ゑぎ

シャンゼリゼをさかのぼろうのゑぎのレビュー・感想・評価

3.5
 邦題の「さかのぼろう」は主に歴史のことなのだ。17世紀まで遡り、シャンゼリゼ通りの変遷を描いた、『王冠の真珠』と同じような趣向の映画だ。クレジットバックは馬車の車輪を繋いだ画面。クレジット開けは小学校の校庭で子供たちが遊んでいるのだが、側転する子供がいて、回転運動のマッチカットになっている。左へパンして建物からギトリが登場(以下、ギトリ先生と記載する)。彼が右へ歩いて行くので、今度は右へパンする。子供たちが整列して建物へ入る。ギトリ先生の授業。大きな数字の掛け算をやらせるのだが、教室を一回りして、火急でないこんな問題は置いておいて、話をしようと言い出すのが、まず笑わせる。シャンゼリゼは知っているかい?その昔、オオカミやイノシシの出る森だったんだよ。こゝから、若きルイ13世が、イタリア人の大臣コンチーニを暗殺するクダリに入っていく。

 歴史劇の中のギトリの登場場面は、ルイ13世が馬車に入っていくショットを見せ、次に馬車から降りて来るのが、ギトリ演じるルイ15世というような、凝った繋ぎが使われている。この頃のシャンゼリゼは、見世物小屋が立ち並んでいる。こゝで、占い師として出て来るのが、ジャクリーヌ・ドリュバックで、彼女にとって本作がギトリ作品への最後の出演作のようだ。本作には、少し後のシーンで、ジュヌヴィエーヴ・ギトリ(この時点ではジュヌヴィエーヴ・ドゥ・セレヴィル)も登場するが、、出番は少ないながら、とても美しいアップショットが与えられている(庭の彫刻の影に隠れて石を投げ、ルイ15世-ギトリ誘う娘)。これには複雑な心境になる。
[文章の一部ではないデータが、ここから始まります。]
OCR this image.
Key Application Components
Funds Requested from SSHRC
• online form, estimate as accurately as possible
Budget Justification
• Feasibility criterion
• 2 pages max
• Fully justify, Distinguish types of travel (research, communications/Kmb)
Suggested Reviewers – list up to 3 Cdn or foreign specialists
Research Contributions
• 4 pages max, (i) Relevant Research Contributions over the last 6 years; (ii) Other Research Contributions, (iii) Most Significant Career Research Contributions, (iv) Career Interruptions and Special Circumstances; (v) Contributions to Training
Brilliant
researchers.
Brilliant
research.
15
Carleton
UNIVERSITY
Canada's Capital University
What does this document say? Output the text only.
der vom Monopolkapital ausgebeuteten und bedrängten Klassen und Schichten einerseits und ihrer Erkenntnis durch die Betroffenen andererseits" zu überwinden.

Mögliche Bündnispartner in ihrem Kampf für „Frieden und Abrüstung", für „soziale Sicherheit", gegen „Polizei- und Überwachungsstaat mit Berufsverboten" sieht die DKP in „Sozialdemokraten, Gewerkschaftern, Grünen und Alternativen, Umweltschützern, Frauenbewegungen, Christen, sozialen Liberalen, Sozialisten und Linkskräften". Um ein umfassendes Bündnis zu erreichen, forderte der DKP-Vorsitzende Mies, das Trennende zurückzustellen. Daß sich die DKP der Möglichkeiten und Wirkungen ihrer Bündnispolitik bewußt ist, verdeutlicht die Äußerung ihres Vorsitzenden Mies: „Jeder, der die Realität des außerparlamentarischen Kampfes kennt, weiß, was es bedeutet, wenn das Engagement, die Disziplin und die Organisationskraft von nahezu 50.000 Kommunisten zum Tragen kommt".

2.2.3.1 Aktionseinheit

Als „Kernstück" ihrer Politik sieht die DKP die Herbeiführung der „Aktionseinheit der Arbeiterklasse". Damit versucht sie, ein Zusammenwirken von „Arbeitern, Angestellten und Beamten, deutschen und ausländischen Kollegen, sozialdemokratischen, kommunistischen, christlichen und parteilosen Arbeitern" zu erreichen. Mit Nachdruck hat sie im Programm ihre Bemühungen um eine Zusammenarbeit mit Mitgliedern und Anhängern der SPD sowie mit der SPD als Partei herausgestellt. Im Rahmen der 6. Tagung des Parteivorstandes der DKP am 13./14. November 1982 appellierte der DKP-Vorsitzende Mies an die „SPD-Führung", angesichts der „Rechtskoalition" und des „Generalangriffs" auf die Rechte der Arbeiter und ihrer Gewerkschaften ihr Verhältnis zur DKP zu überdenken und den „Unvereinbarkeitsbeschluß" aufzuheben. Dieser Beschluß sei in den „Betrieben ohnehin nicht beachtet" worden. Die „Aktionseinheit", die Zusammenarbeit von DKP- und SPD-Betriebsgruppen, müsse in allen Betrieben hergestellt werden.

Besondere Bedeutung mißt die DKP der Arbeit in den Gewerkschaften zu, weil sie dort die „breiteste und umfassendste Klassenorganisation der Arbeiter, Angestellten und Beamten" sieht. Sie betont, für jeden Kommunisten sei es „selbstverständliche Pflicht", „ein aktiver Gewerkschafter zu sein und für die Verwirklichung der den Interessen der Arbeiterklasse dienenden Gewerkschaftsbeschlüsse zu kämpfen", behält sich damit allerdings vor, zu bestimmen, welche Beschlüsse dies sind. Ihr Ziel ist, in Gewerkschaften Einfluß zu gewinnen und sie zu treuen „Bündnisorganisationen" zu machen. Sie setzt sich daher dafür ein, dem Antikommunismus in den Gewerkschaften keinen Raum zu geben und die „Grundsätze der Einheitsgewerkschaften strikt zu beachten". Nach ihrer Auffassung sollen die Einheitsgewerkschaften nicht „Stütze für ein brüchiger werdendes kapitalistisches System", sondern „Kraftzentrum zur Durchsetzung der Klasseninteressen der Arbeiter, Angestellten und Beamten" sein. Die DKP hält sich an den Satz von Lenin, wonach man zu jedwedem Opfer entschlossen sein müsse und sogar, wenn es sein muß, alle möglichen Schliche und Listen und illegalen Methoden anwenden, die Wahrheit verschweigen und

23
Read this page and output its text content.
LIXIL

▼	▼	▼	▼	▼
 さて、ドリュバックの占いで、ルイ15世は、忠臣ショーヴランが死んだ半年後に死ぬと云われ、ショーヴランの健康ばかりを気にし、自分は好き放題する、という展開が前半の最も面白い部分だと思う。一方、ルイ15世には、シャンゼリゼに愛人ルイゼット-リゼット・ランバンがいる。その間にできたのが、冒頭のギトリ先生の祖父なのだ。ギトリは、この祖父の壮年期、さらに第二帝政の皇帝ナポレオン3世、およびギトリ先生の父の晩年も演じており、実に5役で登場する。また、ナポレオン3世以外は、血族になるが、彼らは、皆、54歳で子供ができて、10年後に死ぬことを繰り返しており、冒頭のギトリ先生は、今日が64歳の誕生日だということを中盤で明かすのだ。

 あと、ギトリ先生の祖父はシャンゼリゼにカフェをオープンするが、その息子(ギトリ先生の父)は、ジャン・ジャック・ルソーの設計図を元にカフェを改装し、音楽ライブのレストランを開く。すると、若きワーグナーが指揮者として雇われる、と云った歴史上の人物を登場させる。ちなみに、マリー・アントワネットのクダリほとんどない。ワンカットのみか。また、ナポレオン・ボナパルトの隠し子(娘)が、ギトリ先生の父と結婚してできたのが、冒頭のギトリ先生、という設定になっている。本作においても、短いシーンを駈け足で繋ぐ場面転換は、少々せわしなく感じる。

 撮影で圧巻なのは、終盤のダンスシーンを繋げるシーケンスだろう。クレーン撮影のショットをいくつも繋げる演出には、とても興奮させられた。撮影者は、ジャン・バシュレで、ルノワールとのコンビ作が有名だが(『ゲームの規則』など)、ギトリとも『新しい遺言』や『毒薬』など多くの作品で組んでいるけれど、これほどダイナミックな撮影は他に無いのではないか、と思われるものだ。